Garden Salad
Fresh and crisp garden salad with mixed greens, vegetables, and a light vinaigrette.
15 mins
Prep Time
0 mins
Cook Time
4
Servings
Ingredients
- 4 cups mixed greens (lettuce, spinach, arugula)
- 1 cucumber, sliced
- 1 cup cherry tomatoes, halved
- 1/2 red onion, thinly sliced
- 1 bell pepper, diced
- 1/4 cup olive oil
- 2 tbsp balsamic vinegar
- 1 tsp Dijon mustard
- 1 tsp honey
- Salt and pepper to taste
Nutrition Facts
Instructions
Wash and dry all the vegetables thoroughly to ensure they are clean and crisp.
Chop the mixed greens into bite-sized pieces and place them in a large salad bowl.

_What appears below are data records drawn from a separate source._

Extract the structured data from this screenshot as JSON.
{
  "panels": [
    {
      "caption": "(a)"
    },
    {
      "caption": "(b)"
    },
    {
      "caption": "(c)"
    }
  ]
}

Slice the cucumber, halve the cherry tomatoes, thinly slice the red onion, and dice the bell pepper. Add them to the bowl with the greens.

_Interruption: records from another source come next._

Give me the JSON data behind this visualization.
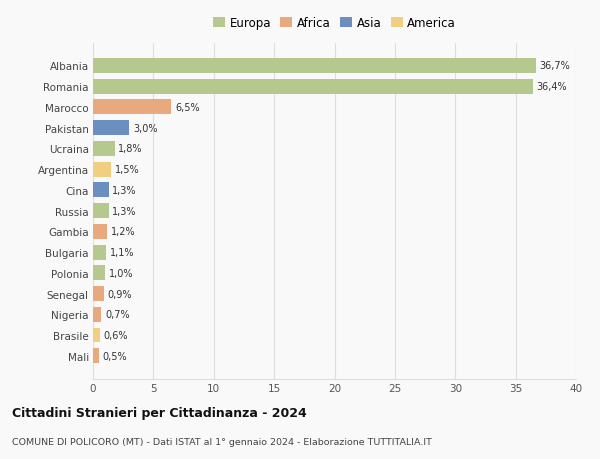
{
  "countries": [
    "Albania",
    "Romania",
    "Marocco",
    "Pakistan",
    "Ucraina",
    "Argentina",
    "Cina",
    "Russia",
    "Gambia",
    "Bulgaria",
    "Polonia",
    "Senegal",
    "Nigeria",
    "Brasile",
    "Mali"
  ],
  "values": [
    36.7,
    36.4,
    6.5,
    3.0,
    1.8,
    1.5,
    1.3,
    1.3,
    1.2,
    1.1,
    1.0,
    0.9,
    0.7,
    0.6,
    0.5
  ],
  "labels": [
    "36,7%",
    "36,4%",
    "6,5%",
    "3,0%",
    "1,8%",
    "1,5%",
    "1,3%",
    "1,3%",
    "1,2%",
    "1,1%",
    "1,0%",
    "0,9%",
    "0,7%",
    "0,6%",
    "0,5%"
  ],
  "continents": [
    "Europa",
    "Europa",
    "Africa",
    "Asia",
    "Europa",
    "America",
    "Asia",
    "Europa",
    "Africa",
    "Europa",
    "Europa",
    "Africa",
    "Africa",
    "America",
    "Africa"
  ],
  "continent_colors": {
    "Europa": "#b5c98e",
    "Africa": "#e8a97e",
    "Asia": "#6b8fbf",
    "America": "#f0d080"
  },
  "legend_order": [
    "Europa",
    "Africa",
    "Asia",
    "America"
  ],
  "xlim": [
    0,
    40
  ],
  "xticks": [
    0,
    5,
    10,
    15,
    20,
    25,
    30,
    35,
    40
  ],
  "title": "Cittadini Stranieri per Cittadinanza - 2024",
  "subtitle": "COMUNE DI POLICORO (MT) - Dati ISTAT al 1° gennaio 2024 - Elaborazione TUTTITALIA.IT",
  "bg_color": "#f9f9f9",
  "grid_color": "#dddddd",
  "bar_height": 0.72
}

In a small bowl, whisk together the olive oil, balsamic vinegar, Dijon mustard, honey, salt, and pepper to make the vinaigrette.
Drizzle the vinaigrette over the salad and toss gently to coat all the ingredients evenly.

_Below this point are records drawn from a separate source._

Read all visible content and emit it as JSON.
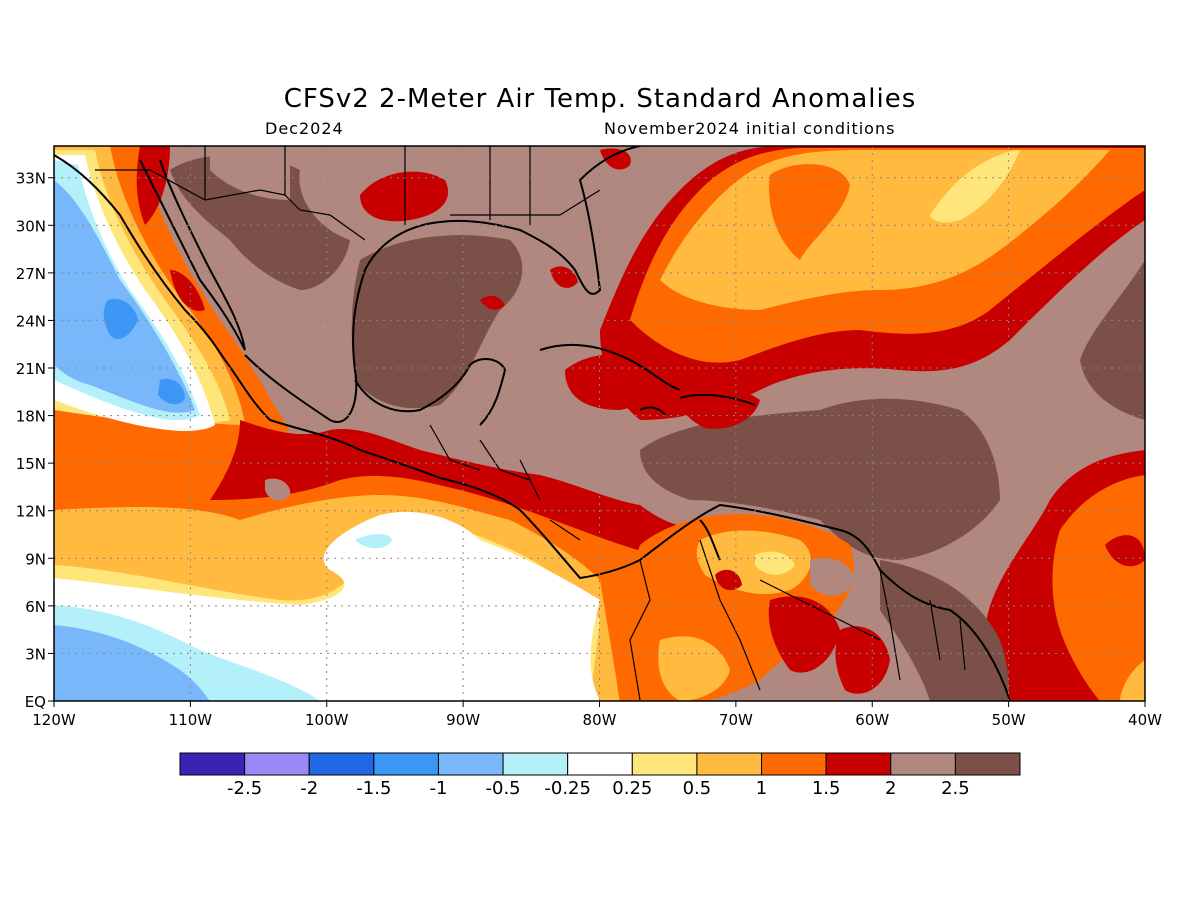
{
  "title": "CFSv2 2-Meter Air Temp. Standard Anomalies",
  "valid_month": "Dec2024",
  "init_label": "November2024 initial conditions",
  "map": {
    "lat_labels": [
      "EQ",
      "3N",
      "6N",
      "9N",
      "12N",
      "15N",
      "18N",
      "21N",
      "24N",
      "27N",
      "30N",
      "33N"
    ],
    "lon_labels": [
      "120W",
      "110W",
      "100W",
      "90W",
      "80W",
      "70W",
      "60W",
      "50W",
      "40W"
    ],
    "extent": {
      "lon_min": -120,
      "lon_max": -40,
      "lat_min": 0,
      "lat_max": 35
    },
    "gridlines": "dotted",
    "background_class_color": "#b08880"
  },
  "colorbar": {
    "colors": [
      "#3c22b4",
      "#9a88f6",
      "#2168e4",
      "#3c96f6",
      "#78b7f9",
      "#b4f0fa",
      "#ffffff",
      "#ffe67a",
      "#ffba3f",
      "#ff6a00",
      "#c80000",
      "#b08880",
      "#7a5048"
    ],
    "labels": [
      "-2.5",
      "-2",
      "-1.5",
      "-1",
      "-0.5",
      "-0.25",
      "0.25",
      "0.5",
      "1",
      "1.5",
      "2",
      "2.5"
    ]
  }
}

Serve immediately for the freshest taste, or refrigerate for up to 30 minutes before serving if you prefer a chilled salad.
Chef's Tips
- Freshness Tip: Use the freshest vegetables available for the best flavor and texture.
- Dressing Variations: Substitute balsamic vinegar with lemon juice or apple cider vinegar for a different taste.
- Add-Ins: Enhance the salad with avocado slices, crumbled feta cheese, or toasted nuts for extra flavor and texture.
- Storage: If preparing ahead, keep the dressing separate and toss just before serving to prevent the greens from wilting.
- Customization: Feel free to add or substitute any vegetables based on seasonal availability or personal preference.